December 06, 2003

What is Pseudonymity?

In a recent Declan misinterpretation, discussed over on Larry Lessig''s Blog at the definition of pseudonymity was rasied [1].

Larry Lessig proposes that pseudonymity is a mechanism that hides a real identity, short of presentation of (say) a "warrant". I disagree with this definition, and it's certainly not the one that I've seen having dealt with these things in the last decade or so.

Pseudonymity is achieved when an entity is created that can clearly tie its activities together into one individuality. A Pseudonym, or nym for short, has individuality, distinction, a personality, and a name.

In contrast, Anonymity lacks these facets. It is achieved when it is not possible to tie one activity to another of the same entity.

In further contrast, we have the Real Person, who is fully identified down to the single human being [2]. That means we have three states for source of any event: anonymity, pseudonymity, and identified. And, there are two entities: nyms, and real persons [3].

Larry's definition presupposes the existence of the real person behind every nym.

In practice, that's not what happens - a pseudonymous account at Hotmail or Yahoo includes a bunch of details that may or may not point at a person behind that account. The existence of that information doesn't imply whether there are zero, one, or many people behind that account, and it doesn't imply that last week's people are next week's people. But, it does imply that a single email from the account can be related to all other emails from the same nym.

For example, it has been the case that groups of people have shared the same nym in order to maintain a prolific personality. In a sense, the nym is the set of all emails from that same entity. Their personality is derived solely from the words in those emails, whereas the personality of a real person includes more information outside their words.
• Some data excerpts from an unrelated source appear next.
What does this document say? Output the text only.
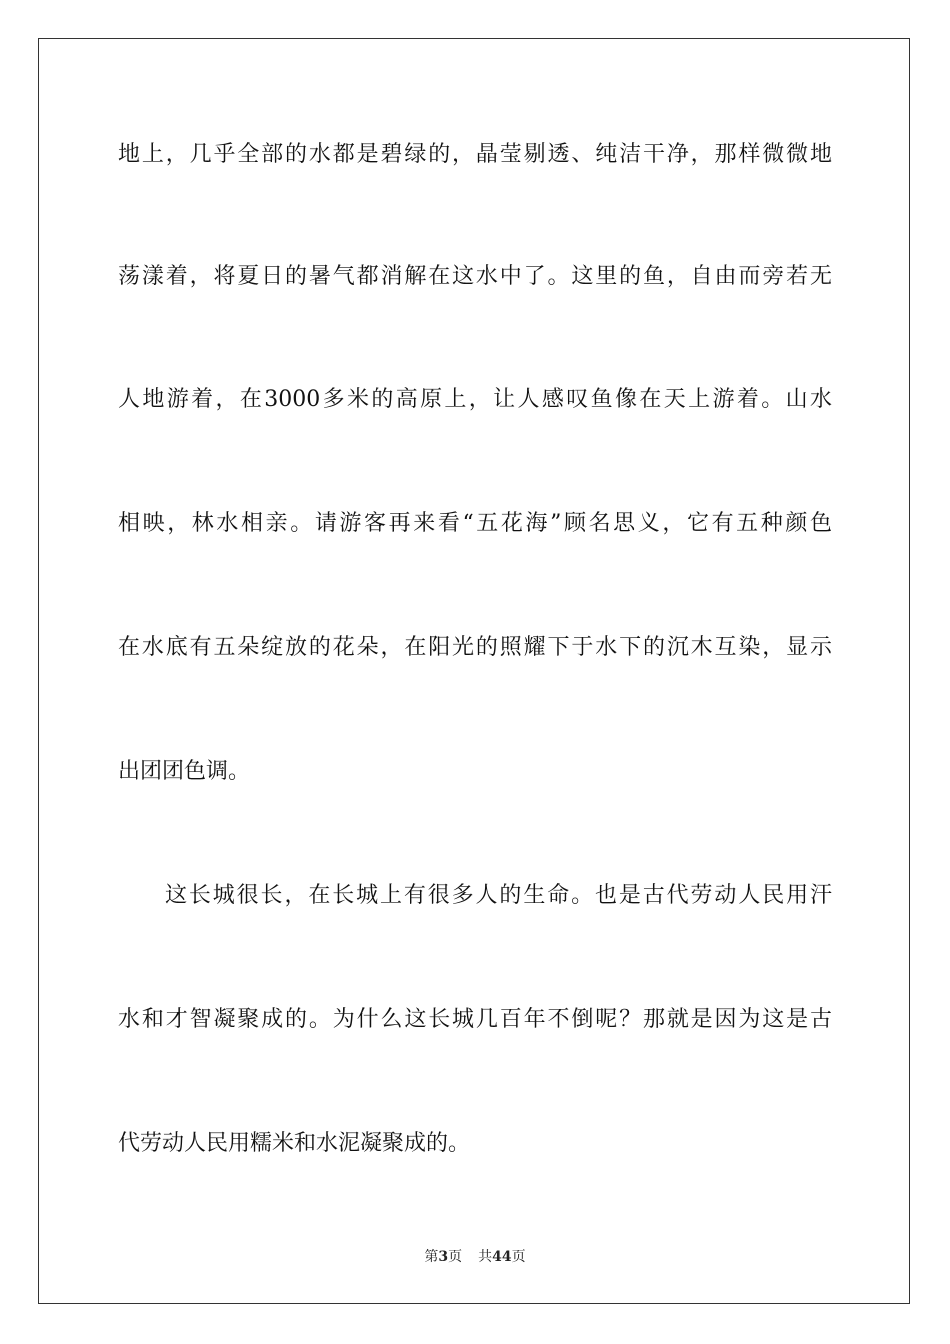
地上，几乎全部的水都是碧绿的，晶莹剔透、纯洁干净，那样微微地
荡漾着，将夏日的暑气都消解在这水中了。这里的鱼，自由而旁若无
人地游着，在3000多米的高原上，让人感叹鱼像在天上游着。山水
相映，林水相亲。请游客再来看“五花海”顾名思义，它有五种颜色
在水底有五朵绽放的花朵，在阳光的照耀下于水下的沉木互染，显示
出团团色调。
这长城很长，在长城上有很多人的生命。也是古代劳动人民用汗
水和才智凝聚成的。为什么这长城几百年不倒呢？那就是因为这是古
代劳动人民用糯米和水泥凝聚成的。
第3页 共44页
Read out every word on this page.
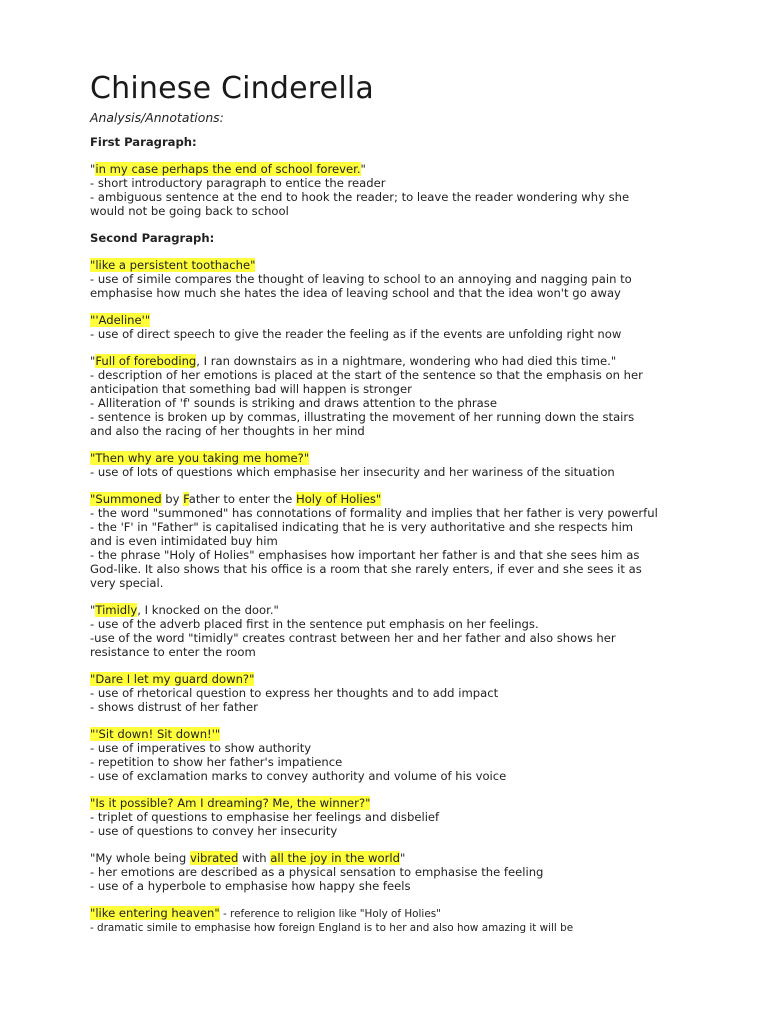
Chinese Cinderella
Analysis/Annotations:
First Paragraph:
"in my case perhaps the end of school forever."
- short introductory paragraph to entice the reader
- ambiguous sentence at the end to hook the reader; to leave the reader wondering why she
would not be going back to school
Second Paragraph:
"like a persistent toothache"
- use of simile compares the thought of leaving to school to an annoying and nagging pain to
emphasise how much she hates the idea of leaving school and that the idea won't go away
"'Adeline'"
- use of direct speech to give the reader the feeling as if the events are unfolding right now
"Full of foreboding, I ran downstairs as in a nightmare, wondering who had died this time."
- description of her emotions is placed at the start of the sentence so that the emphasis on her
anticipation that something bad will happen is stronger
- Alliteration of 'f' sounds is striking and draws attention to the phrase
- sentence is broken up by commas, illustrating the movement of her running down the stairs
and also the racing of her thoughts in her mind
"Then why are you taking me home?"
- use of lots of questions which emphasise her insecurity and her wariness of the situation
"Summoned by Father to enter the Holy of Holies"
- the word "summoned" has connotations of formality and implies that her father is very powerful
- the 'F' in "Father" is capitalised indicating that he is very authoritative and she respects him
and is even intimidated buy him
- the phrase "Holy of Holies" emphasises how important her father is and that she sees him as
God-like. It also shows that his office is a room that she rarely enters, if ever and she sees it as
very special.
"Timidly, I knocked on the door."
- use of the adverb placed first in the sentence put emphasis on her feelings.
-use of the word "timidly" creates contrast between her and her father and also shows her
resistance to enter the room
"Dare I let my guard down?"
- use of rhetorical question to express her thoughts and to add impact
- shows distrust of her father
"'Sit down! Sit down!'"
- use of imperatives to show authority
- repetition to show her father's impatience
- use of exclamation marks to convey authority and volume of his voice
"Is it possible? Am I dreaming? Me, the winner?"
- triplet of questions to emphasise her feelings and disbelief
- use of questions to convey her insecurity
"My whole being vibrated with all the joy in the world"
- her emotions are described as a physical sensation to emphasise the feeling
- use of a hyperbole to emphasise how happy she feels
"like entering heaven" - reference to religion like "Holy of Holies"
- dramatic simile to emphasise how foreign England is to her and also how amazing it will be
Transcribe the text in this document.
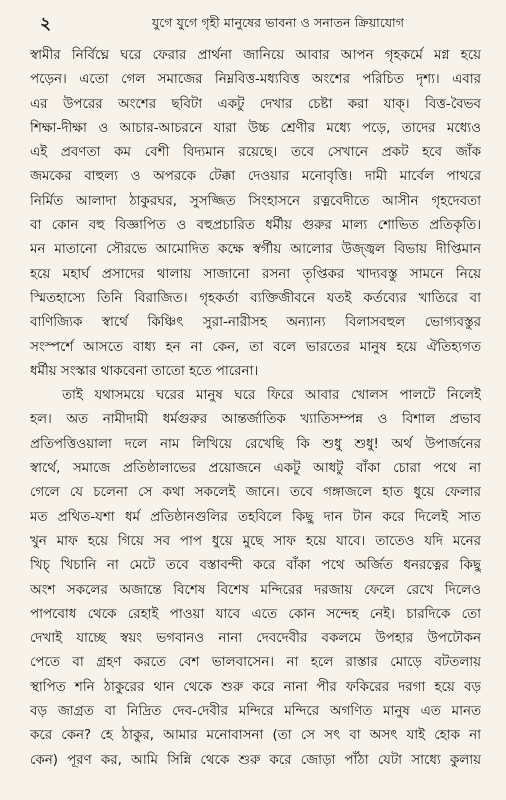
২	যুগে যুগে গৃহী মানুষের ভাবনা ও সনাতন ক্রিয়াযোগ
স্বামীর নির্বিঘ্নে ঘরে ফেরার প্রার্থনা জানিয়ে আবার আপন গৃহকর্মে মগ্ন হয়ে
পড়েন। এতো গেল সমাজের নিম্নবিত্ত-মধ্যবিত্ত অংশের পরিচিত দৃশ্য। এবার
এর উপরের অংশের ছবিটা একটু দেখার চেষ্টা করা যাক্‌। বিত্ত-বৈভব
শিক্ষা-দীক্ষা ও আচার-আচরনে যারা উচ্চ শ্রেণীর মধ্যে পড়ে, তাদের মধ্যেও
এই প্রবণতা কম বেশী বিদ্যমান রয়েছে। তবে সেখানে প্রকট হবে জাঁক
জমকের বাহুল্য ও অপরকে টেক্কা দেওয়ার মনোবৃত্তি। দামী মার্বেল পাথরে
নির্মিত আলাদা ঠাকুরঘর, সুসজ্জিত সিংহাসনে রত্নবেদীতে আসীন গৃহদেবতা
বা কোন বহু বিজ্ঞাপিত ও বহুপ্রচারিত ধর্মীয় গুরুর মাল্য শোভিত প্রতিকৃতি।
মন মাতানো সৌরভে আমোদিত কক্ষে স্বর্গীয় আলোর উজ্জ্বল বিভায় দীপ্তিমান
হয়ে মহার্ঘ প্রসাদের থালায় সাজানো রসনা তৃপ্তিকর খাদ্যবস্তু সামনে নিয়ে
স্মিতহাস্যে তিনি বিরাজিত। গৃহকর্তা ব্যক্তিজীবনে যতই কর্তব্যের খাতিরে বা
বাণিজ্যিক স্বার্থে কিঞ্চিৎ সুরা-নারীসহ অন্যান্য বিলাসবহুল ভোগ্যবস্তুর
সংস্পর্শে আসতে বাধ্য হন না কেন, তা বলে ভারতের মানুষ হয়ে ঐতিহ্যগত
ধর্মীয় সংস্কার থাকবেনা তাতো হতে পারেনা।
তাই যথাসময়ে ঘরের মানুষ ঘরে ফিরে আবার খোলস পালটে নিলেই
হল। অত নামীদামী ধর্মগুরুর আন্তর্জাতিক খ্যাতিসম্পন্ন ও বিশাল প্রভাব
প্রতিপত্তিওয়ালা দলে নাম লিখিয়ে রেখেছি কি শুধু শুধু! অর্থ উপার্জনের
স্বার্থে, সমাজে প্রতিষ্ঠালাভের প্রয়োজনে একটু আধটু বাঁকা চোরা পথে না
গেলে যে চলেনা সে কথা সকলেই জানে। তবে গঙ্গাজলে হাত ধুয়ে ফেলার
মত প্রথিত-যশা ধর্ম প্রতিষ্ঠানগুলির তহবিলে কিছু দান টান করে দিলেই সাত
খুন মাফ হয়ে গিয়ে সব পাপ ধুয়ে মুছে সাফ হয়ে যাবে। তাতেও যদি মনের
খিচ্‌ খিচানি না মেটে তবে বস্তাবন্দী করে বাঁকা পথে অর্জিত ধনরত্নের কিছু
অংশ সকলের অজান্তে বিশেষ বিশেষ মন্দিরের দরজায় ফেলে রেখে দিলেও
পাপবোধ থেকে রেহাই পাওয়া যাবে এতে কোন সন্দেহ নেই। চারদিকে তো
দেখাই যাচ্ছে স্বয়ং ভগবানও নানা দেবদেবীর বকলমে উপহার উপঢৌকন
পেতে বা গ্রহণ করতে বেশ ভালবাসেন। না হলে রাস্তার মোড়ে বটতলায়
স্থাপিত শনি ঠাকুরের থান থেকে শুরু করে নানা পীর ফকিরের দরগা হয়ে বড়
বড় জাগ্রত বা নিদ্রিত দেব-দেবীর মন্দিরে মন্দিরে অগণিত মানুষ এত মানত
করে কেন? হে ঠাকুর, আমার মনোবাসনা (তা সে সৎ বা অসৎ যাই হোক না
কেন) পূরণ কর, আমি সিন্নি থেকে শুরু করে জোড়া পাঁঠা যেটা সাধ্যে কুলায়
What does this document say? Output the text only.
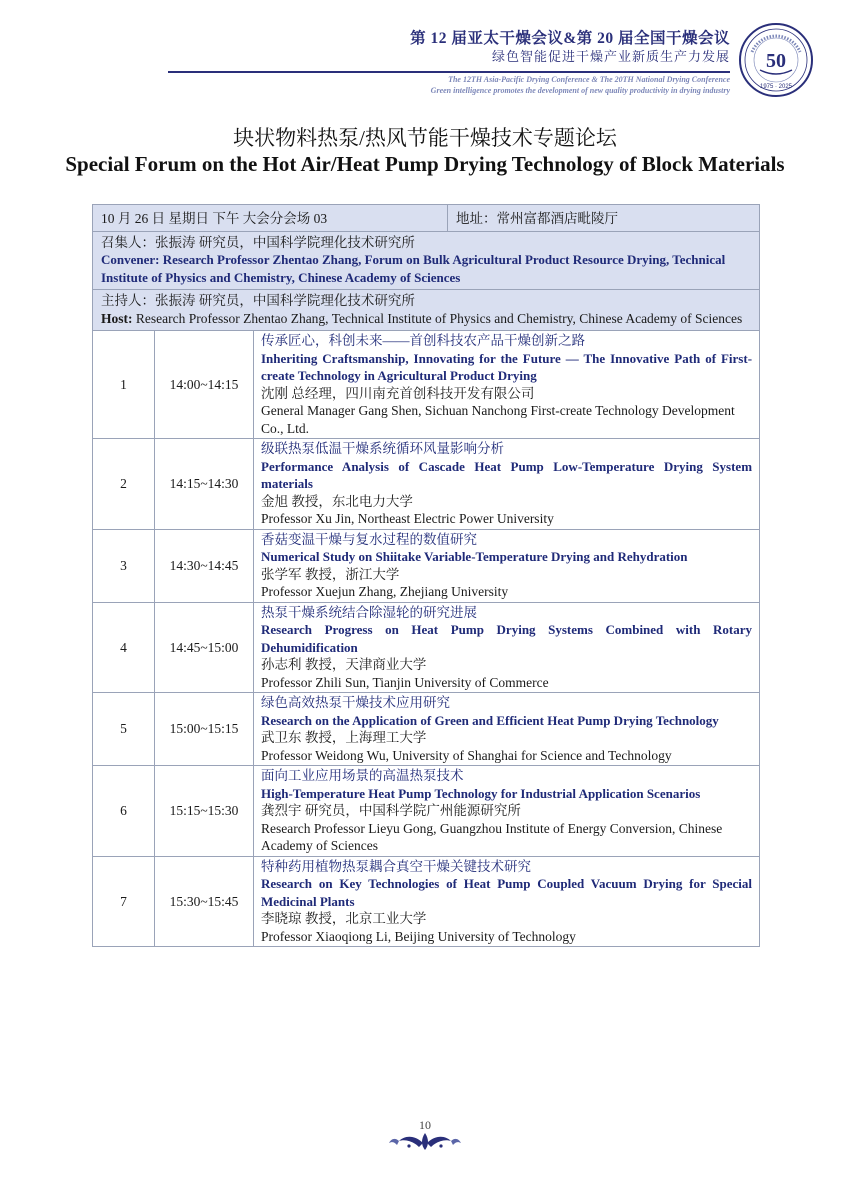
第 12 届亚太干燥会议&第 20 届全国干燥会议
绿色智能促进干燥产业新质生产力发展
The 12TH Asia-Pacific Drying Conference & The 20TH National Drying Conference
Green intelligence promotes the development of new quality productivity in drying industry
50
1975 · 2025
块状物料热泵/热风节能干燥技术专题论坛
Special Forum on the Hot Air/Heat Pump Drying Technology of Block Materials
10 月 26 日 星期日 下午 大会分会场 03			地址：常州富都酒店毗陵厅

召集人：张振涛 研究员，中国科学院理化技术研究所
Convener: Research Professor Zhentao Zhang, Forum on Bulk Agricultural Product Resource Drying, Technical Institute of Physics and Chemistry, Chinese Academy of Sciences			

主持人：张振涛 研究员，中国科学院理化技术研究所
Host: Research Professor Zhentao Zhang, Technical Institute of Physics and Chemistry, Chinese Academy of Sciences			

1	14:00~14:15	传承匠心，科创未来——首创科技农产品干燥创新之路
Inheriting Craftsmanship, Innovating for the Future — The Innovative Path of First-create Technology in Agricultural Product Drying
沈刚 总经理，四川南充首创科技开发有限公司
General Manager Gang Shen, Sichuan Nanchong First-create Technology Development Co., Ltd.	

2	14:15~14:30	级联热泵低温干燥系统循环风量影响分析
Performance Analysis of Cascade Heat Pump Low-Temperature Drying System materials
金旭 教授，东北电力大学
Professor Xu Jin, Northeast Electric Power University	

3	14:30~14:45	香菇变温干燥与复水过程的数值研究
Numerical Study on Shiitake Variable-Temperature Drying and Rehydration
张学军 教授，浙江大学
Professor Xuejun Zhang, Zhejiang University	

4	14:45~15:00	热泵干燥系统结合除湿轮的研究进展
Research Progress on Heat Pump Drying Systems Combined with Rotary Dehumidification
孙志利 教授，天津商业大学
Professor Zhili Sun, Tianjin University of Commerce	

5	15:00~15:15	绿色高效热泵干燥技术应用研究
Research on the Application of Green and Efficient Heat Pump Drying Technology
武卫东 教授，上海理工大学
Professor Weidong Wu, University of Shanghai for Science and Technology	

6	15:15~15:30	面向工业应用场景的高温热泵技术
High-Temperature Heat Pump Technology for Industrial Application Scenarios
龚烈宇 研究员，中国科学院广州能源研究所
Research Professor Lieyu Gong, Guangzhou Institute of Energy Conversion, Chinese Academy of Sciences	

7	15:30~15:45	特种药用植物热泵耦合真空干燥关键技术研究
Research on Key Technologies of Heat Pump Coupled Vacuum Drying for Special Medicinal Plants
李晓琼 教授，北京工业大学
Professor Xiaoqiong Li, Beijing University of Technology	
10
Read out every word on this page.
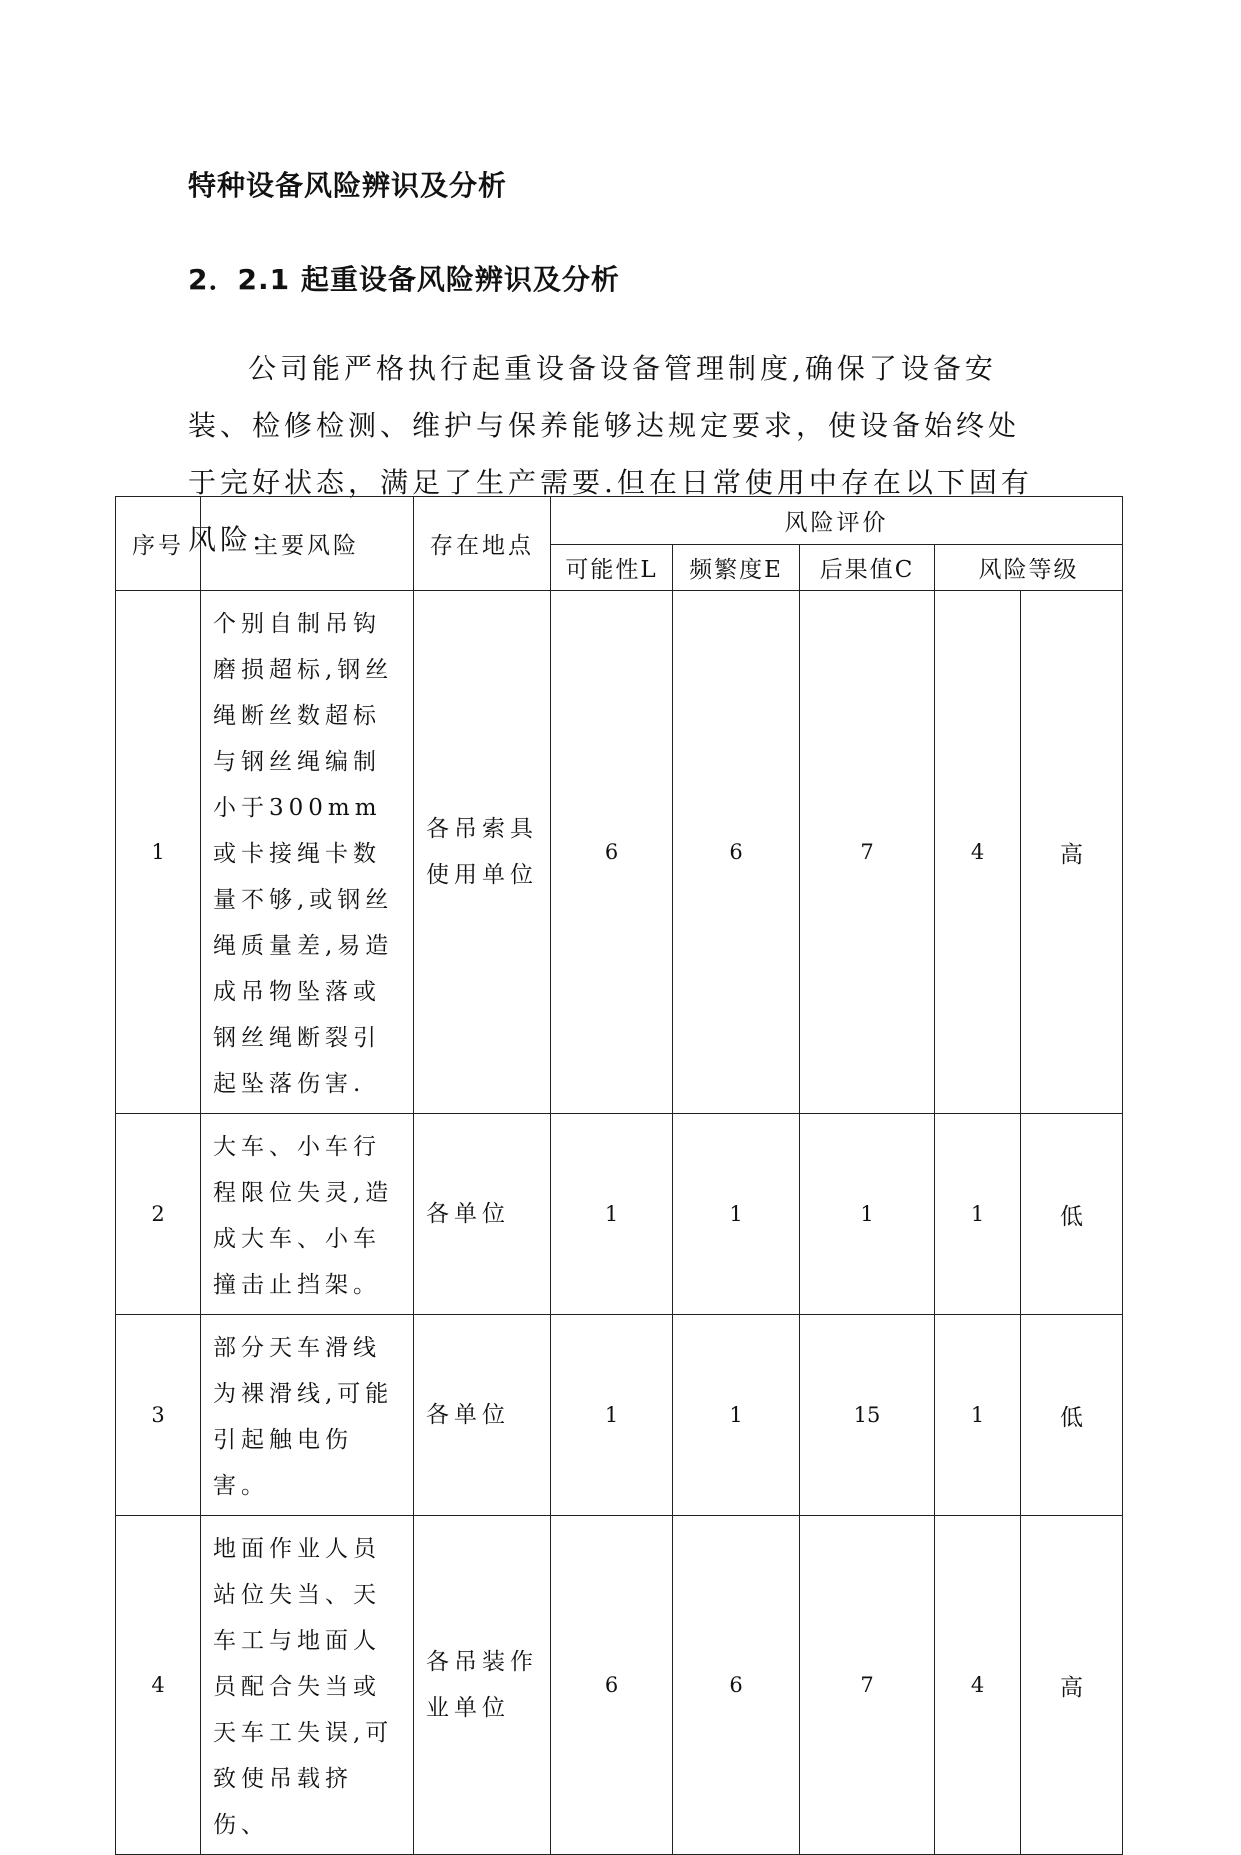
特种设备风险辨识及分析
2．2.1 起重设备风险辨识及分析

公司能严格执行起重设备设备管理制度,确保了设备安装、检修检测、维护与保养能够达规定要求，使设备始终处于完好状态，满足了生产需要.但在日常使用中存在以下固有风险:

序号	主要风险	存在地点	风险评价				
			可能性L	频繁度E	后果值C	风险等级	
1	个别自制吊钩磨损超标,钢丝绳断丝数超标与钢丝绳编制小于300mm或卡接绳卡数量不够,或钢丝绳质量差,易造成吊物坠落或钢丝绳断裂引起坠落伤害.	各吊索具使用单位	6	6	7	4	高
2	大车、小车行程限位失灵,造成大车、小车撞击止挡架。	各单位	1	1	1	1	低
3	部分天车滑线为裸滑线,可能引起触电伤害。	各单位	1	1	15	1	低
4	地面作业人员站位失当、天车工与地面人员配合失当或天车工失误,可致使吊载挤伤、	各吊装作业单位	6	6	7	4	高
In contrast, when an entity (either nymous or real) writes two different emails anonymously, there is no connection between them. A crucial feature of anonymity is that it lacks "distinctive character, individuality, factors of recognition, personality."

Nyms have all that. Nyms have names, they have personalities, built over many actions. They just lack a handle back to any single human.

Why is it crucial to get the distinction clear? Because of systems design: Systems built without a full appreciation of nymity migrate into real identity systems, and repeat the existing failures. Systems built with nymity at their core are capable of solving new and interesting challenges that real identity systems will always fail at.

iang

[1] How does one organise this trackback ping thing then?

[2] What is the proper term for a Real Person and their singular Identity in this context? I don't know.

[3] For sake of brevity, I skip over the interesting application of this to "legal persons" such as corporations.